Swahili poet and scholar (c. 1810s–1919)

Mana Sitti Habib Jamaladdin (مانا ستي حبيب جمال الدين) (c. 1810s – 15 July 1919), commonly known as Dada Masiti ("Sister Masiti"), was a Swahili poet, mystic and Islamic scholar from Somalia. She composed her poetry in the Bravanese dialect spoken in Barawa.

==Biography==
Dada Masiti was born Mana Sitti Habib Jamaladdin in the 1810s in Tunda (Also spelled as Chundwa or Tchundwa), a coastal town in Pate Island, Lamu. Dada Masiti left Tunda for Brava at a very early age and as such is often wrongly presumed to have been born in Brava. Her family on both sides hailed from the Mahadali Ashraf clan. Her mother's maternal grandfather also belonged to the Ali Naziri Ashraf, which commanded more influence in the area and was the larger of the two subclans. The Ashraf had first established residence in Barawa around the start of the 1600s, and ultimately traced their lineage to the Prophet Muhammad. Like the claims of other Somali clans in this regard, this alleged genealogy is historically untenable.

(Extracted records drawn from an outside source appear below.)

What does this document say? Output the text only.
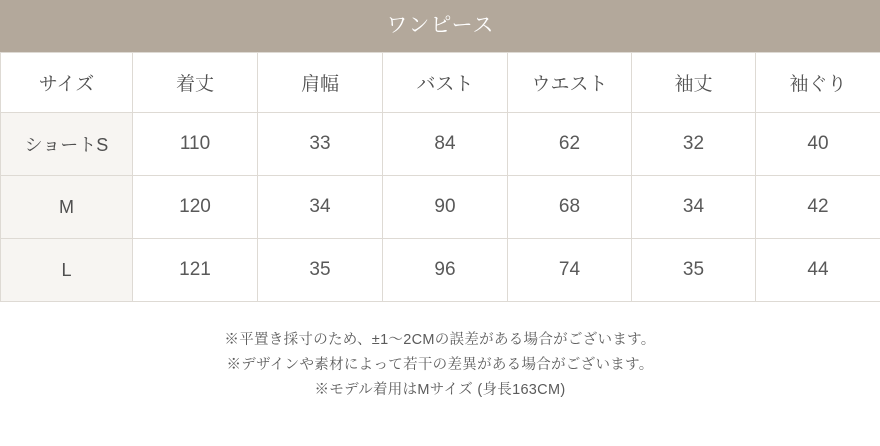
ワンピース
サイズ	着丈	肩幅	バスト	ウエスト	袖丈	袖ぐり
ショートS	110	33	84	62	32	40
M	120	34	90	68	34	42
L	121	35	96	74	35	44
※平置き採寸のため、±1〜2CMの誤差がある場合がございます。
※デザインや素材によって若干の差異がある場合がございます。
※モデル着用はMサイズ (身長163CM)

What is known about Dada Masiti's early years is exclusively derived from different oral traditions. Accounts endorsed by descendants of her nearer relatives indicate that she was kidnapped and taken to Zanzibar. While she had been abducted, the kidnapping occurred while she was a teenager and was carried out with her consent by a suitor that her family had turned down as a potential husband. The two eloped and were wed in Pate. Their relationship shortly afterwards fell apart, and she was then reportedly held in a manner approaching slavery for around ten years. She eventually succeeded in escaping, and her maternal cousin Omar Qullatten, who at the time resided in Zanzibar, came to her rescue. Dada Masiti herself appears to confirm this version of events in her poetry since she alludes to having been led astray by worldly lures, and expresses contrition and a desire to atone for her deeds. Her poems also mention Omar Qullatten by name, and repeatedly request that God bless him. Dada Masiti never remarried and bore no children.

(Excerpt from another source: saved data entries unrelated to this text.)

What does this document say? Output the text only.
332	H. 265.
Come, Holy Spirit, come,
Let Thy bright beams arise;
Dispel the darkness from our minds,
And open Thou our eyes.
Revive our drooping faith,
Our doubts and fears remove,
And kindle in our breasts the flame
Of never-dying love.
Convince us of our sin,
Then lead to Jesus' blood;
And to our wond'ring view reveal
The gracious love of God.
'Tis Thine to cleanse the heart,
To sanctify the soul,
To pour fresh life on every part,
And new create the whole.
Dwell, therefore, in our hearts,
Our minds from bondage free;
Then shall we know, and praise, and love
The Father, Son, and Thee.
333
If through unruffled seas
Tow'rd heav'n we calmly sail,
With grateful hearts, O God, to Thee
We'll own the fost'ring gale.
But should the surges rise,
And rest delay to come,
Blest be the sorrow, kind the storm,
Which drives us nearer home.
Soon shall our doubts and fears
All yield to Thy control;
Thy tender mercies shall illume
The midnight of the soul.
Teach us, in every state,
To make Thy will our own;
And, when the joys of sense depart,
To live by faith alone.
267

Dada Masiti immersed herself in religious studies under a Sheikh Mohammed Janna al-Bahluli. A follower of the Qadiriyya, her poetry demonstrates a detailed understanding of the Quran and Sunnah. Poetry dedicated to her by her contemporaries gives evidence that she was well-respected. Sheikh Qasim Muhyiddin al-Barawi referred to her as a "treasure to be jealously preserved".

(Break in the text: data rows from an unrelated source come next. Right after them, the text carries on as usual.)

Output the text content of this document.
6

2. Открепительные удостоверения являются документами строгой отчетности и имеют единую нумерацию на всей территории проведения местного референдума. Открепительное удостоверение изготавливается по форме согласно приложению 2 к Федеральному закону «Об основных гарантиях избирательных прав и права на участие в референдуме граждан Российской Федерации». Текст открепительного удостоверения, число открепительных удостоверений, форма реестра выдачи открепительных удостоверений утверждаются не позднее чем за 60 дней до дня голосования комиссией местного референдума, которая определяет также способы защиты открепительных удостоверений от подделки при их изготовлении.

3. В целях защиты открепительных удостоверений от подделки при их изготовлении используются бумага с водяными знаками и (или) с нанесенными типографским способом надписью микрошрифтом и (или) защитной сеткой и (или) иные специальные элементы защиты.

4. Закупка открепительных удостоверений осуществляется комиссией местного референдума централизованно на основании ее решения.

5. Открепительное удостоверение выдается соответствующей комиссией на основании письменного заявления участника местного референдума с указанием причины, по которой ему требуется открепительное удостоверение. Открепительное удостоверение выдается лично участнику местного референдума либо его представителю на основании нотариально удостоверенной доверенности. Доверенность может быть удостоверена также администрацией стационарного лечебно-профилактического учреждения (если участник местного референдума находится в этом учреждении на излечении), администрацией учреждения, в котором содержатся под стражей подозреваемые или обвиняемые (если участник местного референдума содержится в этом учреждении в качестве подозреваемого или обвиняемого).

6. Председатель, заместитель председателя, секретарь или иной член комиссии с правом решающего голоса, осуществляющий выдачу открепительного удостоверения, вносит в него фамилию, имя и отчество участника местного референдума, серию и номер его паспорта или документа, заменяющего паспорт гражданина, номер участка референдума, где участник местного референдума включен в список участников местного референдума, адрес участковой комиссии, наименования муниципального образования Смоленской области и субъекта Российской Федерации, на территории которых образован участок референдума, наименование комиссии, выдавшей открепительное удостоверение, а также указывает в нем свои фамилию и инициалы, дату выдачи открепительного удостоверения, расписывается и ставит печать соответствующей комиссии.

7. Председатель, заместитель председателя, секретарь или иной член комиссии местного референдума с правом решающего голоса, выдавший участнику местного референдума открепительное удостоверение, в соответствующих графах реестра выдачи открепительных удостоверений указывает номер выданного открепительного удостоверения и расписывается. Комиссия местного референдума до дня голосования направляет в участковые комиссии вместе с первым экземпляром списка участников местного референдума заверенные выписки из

Dada Masiti's most famous poem was "After Life, Comes Death: When the Sheikh Dies, No One Should Weep", composed for her friend, the jurist Sheikh Nureni Mohammed Sabir. She also composed "Shaikhi Chifa isiloowa", a eulogy for Sheikh Nurein Ahmed al-Sabir al-Hatimy. Many of her contemporaries committed to memory her poetry, particularly women. Her verse still figures prominently in the poetic annals of Barawa.

After her death, Dada Masiti was buried on the site of her small house in Barawa. An annual ziyārah to her shrine is observed in the town.